Ucapanku membuat Mas Adnan tampak melebarkan matanya, tapi tidak ada sepatah katapun yang dia ucapkan sampai terdengar suara ketukan pintu di depan. 

"Hm, Itu pasti Ibu ... Mas buka pintu dulu yah," ujarnya lalu melangkahkan kakinya keluar, aku menghela nafas pelan. Kedatangan Ibu pasti akan membuat drama baru. 

Tidak ingin ambil pusing, aku kembali menyiapkan makanan yang baru ku masak dan menaruhnya ke meja makan. 

Di luar, terdengar suara Ibu mertua yang begitu keras sedang mengobrol dengan Mas Adnan. 

Setelah selesai menyiapkan makanan, aku menghampiri mereka ke depan. 

Deg! 

Mataku terbelalak melihat ada Mas Zayyan juga di sana, astaga apa yang dia lakukan. 

"Sayang, apa kamu sudah selesai masak?" 

"Ii--iya ...." jawabku terbata-bata, entah kenapa bibir ini terasa kelu apalagi melihat Mas Zayyan yang terus menatapku. 

"Kebetulan, Pak Zayyan ... Ayo, kita ngobrolnya sambil makan. Istri saya baru selesai masak."

"Ayok, Nak Zayyan ... Nak Zayyan juga belum makan 'kan," ujar Ibu mertua yang terlihat begitu ramah pada Mas Zayyan. Tidak segan wanita paruh baya itu memegang tangannya dan menariknya ke meja makan. 

Aku benar-benar bingung, ada urusan apa Mas Zayyan di sini. 

"Kania, cepat ke sini. Ambilkan minumnya," teriak Ibu mertua. 

***

Aku menunduk saat Mas Zayyan terus menatapku yang sedang berdiri di sisi Mas Adnan. 

"Duduklah, makan bersama kami," ujar Mas Zayyan tiba-tiba. 

Aku tersenyum lalu menatap Mas Adnan yang memasang muka tidak enak. 

Saat hendak duduk tiba-tiba ibu mertua berteriak.

"Jangan," titahnya membuatku yang akan duduk kembali berdiri. 

"Bu ...." tegur Mas Adnan, mungkin tidak enak karna ada Mas Zayyan. 

Ibu mertua yang menyadari itu tampak salah tingkah, ia lalu tersenyum dengan wajahnya yang terlihat canggung menatap Mas Zayyan. "Maksud Ibu, Kania terbiasa makan setelah suaminya selesai makan." 

"Iya, Pak Zayyan. Kami ingin Kania bisa menghormati suami, jadi dia boleh makan jika saya sudah makan," jawab Mas Adnan. 

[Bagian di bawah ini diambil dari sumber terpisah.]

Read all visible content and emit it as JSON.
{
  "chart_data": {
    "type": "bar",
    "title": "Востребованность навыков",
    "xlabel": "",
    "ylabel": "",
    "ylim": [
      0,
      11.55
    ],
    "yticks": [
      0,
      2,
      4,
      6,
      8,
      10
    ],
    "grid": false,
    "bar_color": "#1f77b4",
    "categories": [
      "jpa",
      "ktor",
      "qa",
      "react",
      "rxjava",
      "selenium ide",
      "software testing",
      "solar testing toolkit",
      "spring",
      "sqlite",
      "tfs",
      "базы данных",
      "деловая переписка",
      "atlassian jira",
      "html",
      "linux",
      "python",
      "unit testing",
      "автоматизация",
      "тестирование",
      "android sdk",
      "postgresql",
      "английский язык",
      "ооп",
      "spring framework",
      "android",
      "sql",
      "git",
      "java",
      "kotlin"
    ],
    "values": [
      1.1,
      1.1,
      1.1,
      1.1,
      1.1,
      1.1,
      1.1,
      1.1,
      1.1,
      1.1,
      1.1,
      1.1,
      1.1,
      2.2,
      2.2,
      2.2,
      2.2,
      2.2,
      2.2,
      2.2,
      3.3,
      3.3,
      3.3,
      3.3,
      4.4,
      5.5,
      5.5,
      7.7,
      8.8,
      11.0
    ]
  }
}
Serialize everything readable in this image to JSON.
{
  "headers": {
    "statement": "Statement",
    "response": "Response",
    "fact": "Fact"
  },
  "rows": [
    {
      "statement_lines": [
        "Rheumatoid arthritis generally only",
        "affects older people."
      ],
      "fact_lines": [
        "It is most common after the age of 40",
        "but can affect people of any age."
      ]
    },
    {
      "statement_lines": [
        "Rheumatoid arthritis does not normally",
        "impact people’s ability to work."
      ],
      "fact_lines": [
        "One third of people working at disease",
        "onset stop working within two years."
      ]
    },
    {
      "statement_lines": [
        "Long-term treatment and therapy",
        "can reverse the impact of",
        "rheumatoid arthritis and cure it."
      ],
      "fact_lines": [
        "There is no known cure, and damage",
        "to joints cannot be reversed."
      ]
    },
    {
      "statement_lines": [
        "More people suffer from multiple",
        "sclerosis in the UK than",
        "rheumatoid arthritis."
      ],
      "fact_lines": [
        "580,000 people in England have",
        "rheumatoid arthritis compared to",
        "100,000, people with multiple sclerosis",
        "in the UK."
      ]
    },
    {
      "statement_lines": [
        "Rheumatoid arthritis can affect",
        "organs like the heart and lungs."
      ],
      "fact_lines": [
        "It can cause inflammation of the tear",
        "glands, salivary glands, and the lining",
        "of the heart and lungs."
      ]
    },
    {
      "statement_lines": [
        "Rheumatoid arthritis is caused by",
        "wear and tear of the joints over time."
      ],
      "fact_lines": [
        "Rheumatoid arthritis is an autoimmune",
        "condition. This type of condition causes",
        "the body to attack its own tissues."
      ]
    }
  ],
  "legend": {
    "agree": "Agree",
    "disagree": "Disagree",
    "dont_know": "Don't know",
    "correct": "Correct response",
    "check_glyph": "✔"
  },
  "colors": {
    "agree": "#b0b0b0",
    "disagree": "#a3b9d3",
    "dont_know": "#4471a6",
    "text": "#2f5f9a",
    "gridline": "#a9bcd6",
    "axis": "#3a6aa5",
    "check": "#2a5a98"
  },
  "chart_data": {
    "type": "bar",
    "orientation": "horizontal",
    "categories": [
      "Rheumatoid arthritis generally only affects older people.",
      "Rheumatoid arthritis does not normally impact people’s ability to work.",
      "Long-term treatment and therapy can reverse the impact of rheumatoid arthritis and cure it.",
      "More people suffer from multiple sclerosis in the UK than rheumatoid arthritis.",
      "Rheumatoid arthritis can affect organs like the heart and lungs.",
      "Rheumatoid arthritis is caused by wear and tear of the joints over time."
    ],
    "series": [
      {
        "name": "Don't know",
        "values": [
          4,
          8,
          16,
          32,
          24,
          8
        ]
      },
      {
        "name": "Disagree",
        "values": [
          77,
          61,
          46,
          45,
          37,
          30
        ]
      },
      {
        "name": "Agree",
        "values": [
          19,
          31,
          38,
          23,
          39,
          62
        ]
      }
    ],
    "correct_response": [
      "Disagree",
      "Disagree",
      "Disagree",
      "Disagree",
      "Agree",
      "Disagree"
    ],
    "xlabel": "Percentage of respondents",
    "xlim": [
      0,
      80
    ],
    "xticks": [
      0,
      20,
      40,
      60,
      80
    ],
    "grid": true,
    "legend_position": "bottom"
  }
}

Aku langsung memalingkan wajahku saat merasakan air mata yang terasa akan menetes, hatiku terasa begitu sesak. Sakit dan malu bercampur jadi satu.  Entah apa yang di pikirkan Mas Zayyan tentangku, terlebih aku tidak pernah menceritakan ini semua padanya. 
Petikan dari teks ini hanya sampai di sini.